About a year ago I embarked on a project to try and take all
the legs of my family tree back to their immigrant roots (*1). My ancestral
lines are nearly all in New England (CT and MA) and I was able to document 1084
ancestors who were part of the Great Migration coming between 1620 and 1650. I
had 78 ancestors who came to this country at other times or from other
countries. And I hit 37 “brick walls” where I was not able to follow a particular
line any farther.
With the enforced stay at home because of the Corona Virus,
I thought this would be a good chance to see if I could make the same effort
(many many hours over several days) and do the same with my wife’s family tree.
I had done much of it a few years ago, so this was primarily an effort at going
back the last few generations from where I had stopped.
Overall Results
My wife is from the upper part of Michigan (Charlevoix) just
below the Mackinaw Bridge, and most of her immediate ancestors are from the
same area. Let me give a quick summary before I get into the details. She has
504 great migration ancestors in her family tree (about half of the number in
mine). In addition, I found 62 other immigrants and 67 brick walls.

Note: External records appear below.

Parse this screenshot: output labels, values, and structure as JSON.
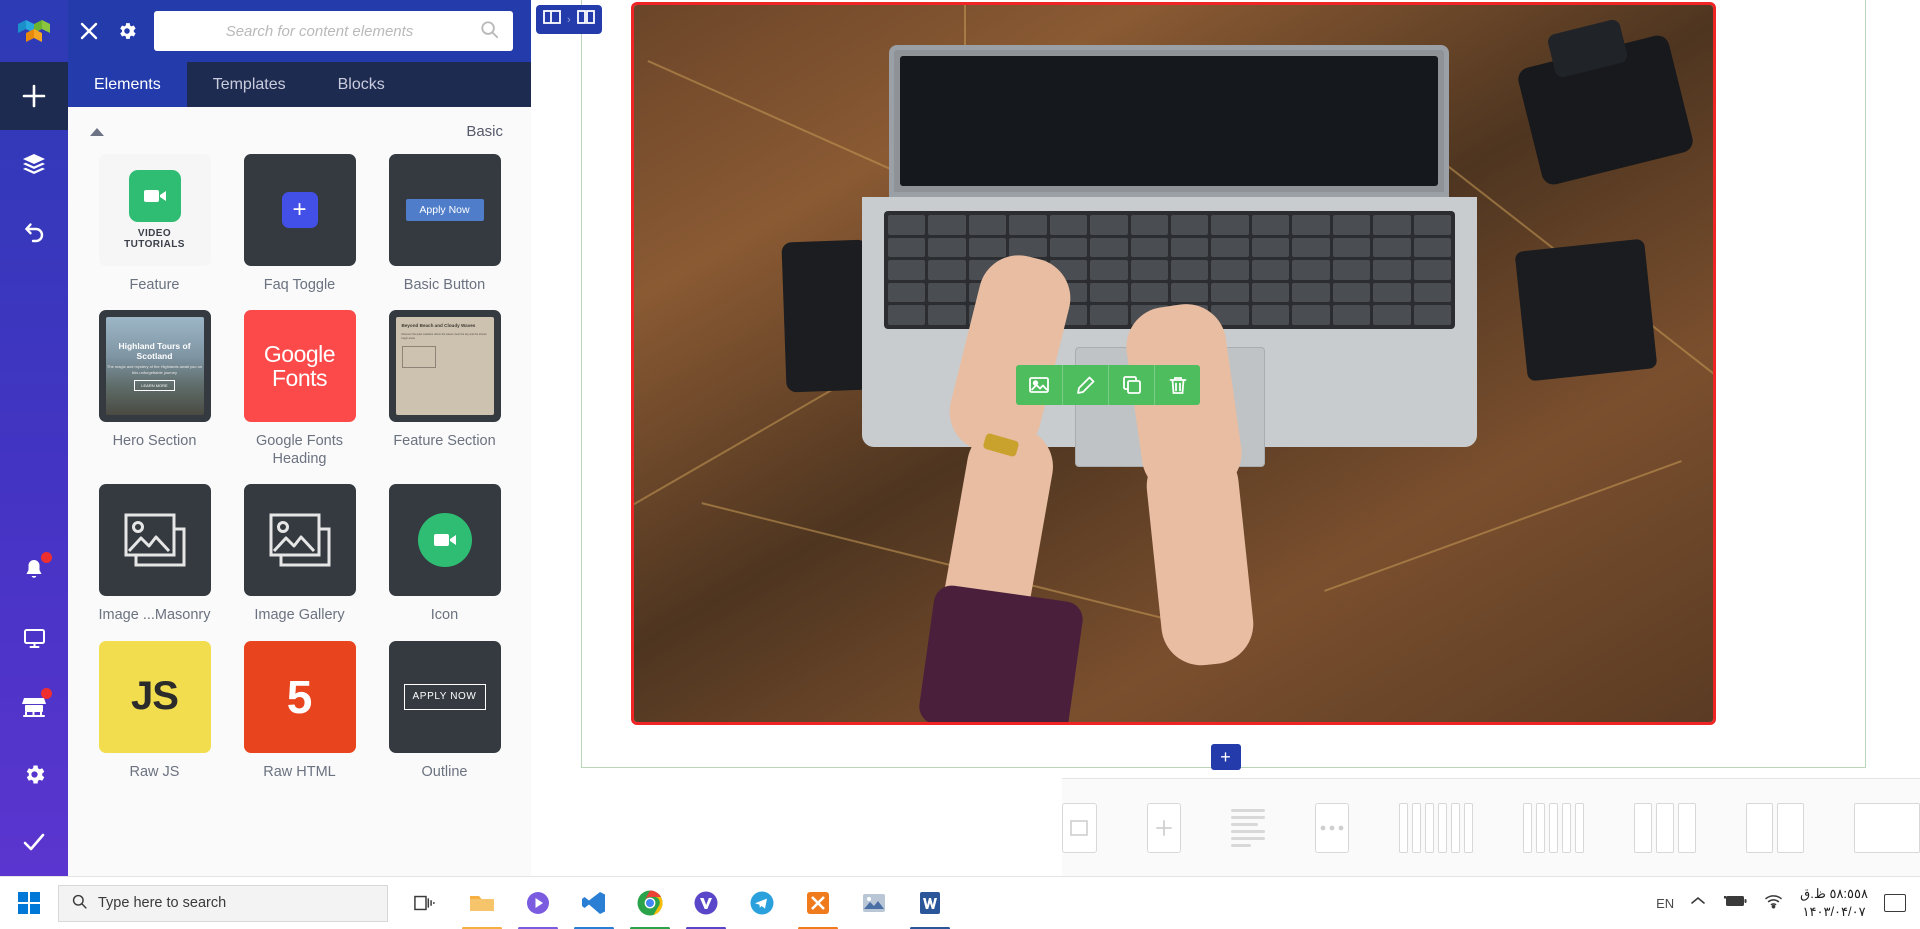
{
  "app": {
    "logo_icon": "colored-cubes-logo",
    "close_icon": "close-icon",
    "settings_icon": "gear-icon"
  },
  "rail": {
    "items": [
      {
        "icon": "plus-icon",
        "name": "add-element",
        "active": true,
        "badge": false
      },
      {
        "icon": "layers-icon",
        "name": "layers",
        "active": false,
        "badge": false
      },
      {
        "icon": "undo-icon",
        "name": "undo",
        "active": false,
        "badge": false
      },
      {
        "icon": "bell-icon",
        "name": "notifications",
        "active": false,
        "badge": true
      },
      {
        "icon": "monitor-icon",
        "name": "preview-desktop",
        "active": false,
        "badge": false
      },
      {
        "icon": "store-icon",
        "name": "marketplace",
        "active": false,
        "badge": true
      },
      {
        "icon": "gear-icon",
        "name": "settings",
        "active": false,
        "badge": false
      },
      {
        "icon": "check-icon",
        "name": "publish",
        "active": false,
        "badge": false
      }
    ]
  },
  "search": {
    "placeholder": "Search for content elements",
    "value": "",
    "icon": "search-icon"
  },
  "tabs": [
    {
      "label": "Elements",
      "active": true
    },
    {
      "label": "Templates",
      "active": false
    },
    {
      "label": "Blocks",
      "active": false
    }
  ],
  "group": {
    "title": "Basic",
    "collapse_icon": "caret-up-icon"
  },
  "elements": [
    {
      "label": "Feature",
      "thumb": "feature",
      "thumb_text_line1": "VIDEO",
      "thumb_text_line2": "TUTORIALS",
      "icon": "video-camera-icon"
    },
    {
      "label": "Faq Toggle",
      "thumb": "faq",
      "icon": "plus-icon"
    },
    {
      "label": "Basic Button",
      "thumb": "button",
      "button_label": "Apply Now"
    },
    {
      "label": "Hero Section",
      "thumb": "hero",
      "hero_title": "Highland Tours of Scotland",
      "hero_sub": "The magic and mystery of the Highlands await you on this unforgettable journey",
      "hero_button": "LEARN MORE"
    },
    {
      "label": "Google Fonts Heading",
      "thumb": "gfonts",
      "line1": "Google",
      "line2": "Fonts"
    },
    {
      "label": "Feature Section",
      "thumb": "featsec",
      "fs_title": "Beyond Beach and Cloudy Waves",
      "fs_body": "Discover the quiet coastline where the waves meet the sky and the stories begin anew."
    },
    {
      "label": "Image ...Masonry",
      "thumb": "dark",
      "icon": "images-stack-icon"
    },
    {
      "label": "Image Gallery",
      "thumb": "dark",
      "icon": "images-stack-icon"
    },
    {
      "label": "Icon",
      "thumb": "icon",
      "icon": "video-circle-icon"
    },
    {
      "label": "Raw JS",
      "thumb": "js",
      "text": "JS"
    },
    {
      "label": "Raw HTML",
      "thumb": "html5",
      "text": "5"
    },
    {
      "label": "Outline",
      "thumb": "outline",
      "button_label": "APPLY NOW"
    }
  ],
  "canvas": {
    "row_tools": {
      "layout_icon": "columns-layout-icon",
      "separator": "›",
      "split_icon": "split-columns-icon"
    },
    "image_toolbar": [
      {
        "icon": "image-icon",
        "name": "change-image"
      },
      {
        "icon": "pencil-icon",
        "name": "edit-image"
      },
      {
        "icon": "copy-icon",
        "name": "duplicate-image"
      },
      {
        "icon": "trash-icon",
        "name": "delete-image"
      }
    ],
    "add_block_icon": "plus-icon",
    "selection_color": "#ef2424",
    "toolbar_color": "#4dbd5e"
  },
  "bottom_strip": {
    "items": [
      {
        "name": "layout-single-box",
        "icon": "box-icon"
      },
      {
        "name": "layout-add",
        "icon": "plus-icon"
      },
      {
        "name": "layout-text",
        "icon": "text-lines-icon"
      },
      {
        "name": "layout-more",
        "icon": "dots-icon"
      },
      {
        "name": "layout-5-columns",
        "icon": "five-columns-icon"
      },
      {
        "name": "layout-4-columns",
        "icon": "four-columns-icon"
      },
      {
        "name": "layout-3-columns",
        "icon": "three-columns-icon"
      },
      {
        "name": "layout-2-columns",
        "icon": "two-columns-icon"
      },
      {
        "name": "layout-1-column",
        "icon": "one-column-icon"
      }
    ]
  },
  "taskbar": {
    "start_icon": "windows-logo",
    "search_placeholder": "Type here to search",
    "search_icon": "search-icon",
    "apps": [
      {
        "name": "task-view",
        "icon": "task-view-icon",
        "color": "#3a3a3a"
      },
      {
        "name": "file-explorer",
        "icon": "folder-icon",
        "color": "#f5b041"
      },
      {
        "name": "media-player",
        "icon": "media-player-icon",
        "color": "#7b5ce0"
      },
      {
        "name": "visual-studio-code",
        "icon": "vscode-icon",
        "color": "#2a7fd4"
      },
      {
        "name": "google-chrome",
        "icon": "chrome-icon",
        "color": "#2aa34a"
      },
      {
        "name": "vite-app",
        "icon": "v-icon",
        "color": "#5a46c8"
      },
      {
        "name": "telegram",
        "icon": "telegram-icon",
        "color": "#2aa0dc"
      },
      {
        "name": "xampp",
        "icon": "xampp-icon",
        "color": "#f07b1d"
      },
      {
        "name": "photos",
        "icon": "photos-icon",
        "color": "#4a6fa5"
      },
      {
        "name": "word",
        "icon": "word-icon",
        "color": "#2b579a"
      }
    ],
    "tray": {
      "language": "EN",
      "chevron_icon": "chevron-up-icon",
      "battery_icon": "battery-charging-icon",
      "network_icon": "wifi-icon",
      "time": "٥٨:٥٥٨ ظ.ق",
      "date": "۱۴۰۳/۰۴/۰۷",
      "action_center_icon": "notification-icon"
    }
  }
}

The primary reason for the lower numbers is that there are a
couple of lines in her family tree from fairly recent immigrations. Her
maternal grandmother, Cassie Cincush, comes from a couple of immigrant families
in the last part of the 1800s who came to the US from Germany/Prussia. That
eliminates a full 25% of any chance of going back the dozen or so generations
necessary to get back to the early 1600s. In addition, on her father’s side, she
has a great-great-grandfather, Christopher Columbus Swaney, whose family was
from Ireland in the 1800s and a great-grandfather, William Duba, who is of French-Canadian
stock. Those three individuals are the primary reason for the numbers being so
much lower than mine.
On the other hand, her maternal grandfather, Frank Wright,
even though he was from Michigan, was from a long line of English ancestors going
back to the same places as my ancestors in CT and MA. His ancestral lines are
the primary reason for much of the overlap in our family trees as I’ll detail
below. Her father’s family name, VanDeCar, goes back to the Dutch settlements
in the Hudson River Valley in the early 1600s. But that family married into
many other families over the years – some of which are part of the extensive
number of brick walls I have noted, but others of which are also from the same
English stock from New England.
Interesting Findings
I had previously documented a connection that I found
between my wife and I and how we were 10th cousins (*2) through our
descent from Thomas Rogers who came to this country on the Mayflower. But as I
completed her family tree and carefully checking for any individuals who I
already had in my ancestry tree, I kept finding additional common ancestors. In
the end, I found a total of 37 common sets of grandparents between us. There were
14 at the 11th cousin level, 15 at the 10th cousin level,
7 at the 9th cousin level, and one at the 8th cousin
level. How amazing that there is so much in common in our family trees –
especially between a fellow from CT and his wife from MI.
I was also able to document the first instance of a marriage
between first cousins in our family tree (actually first cousin once removed,
as the fellow married the first cousin of his mother). I’d found a couple of
second cousin marriages before, but this was the first one at that level of
relationship. There are many states that now prohibit this type of marriage
because of the possibility of genetic problems in any offspring, but such laws
did not exist back in the 1700s.
Conclusions
Although doing this type of research is very time consuming,
there is a great feeling of relief when you finally reach a stopping point. (Of
course one is never really “done” as I’d still like to do some in-depth
analysis of all the “brick walls” to see if I can eliminate some of them, and I’d
like to see how much support I can get for all those Great Migration ancestors
and when they arrived and on what ship.)
But finding so many connections between my wife and I has
been nothing short of amazing. Just one more reason for me to love her so much!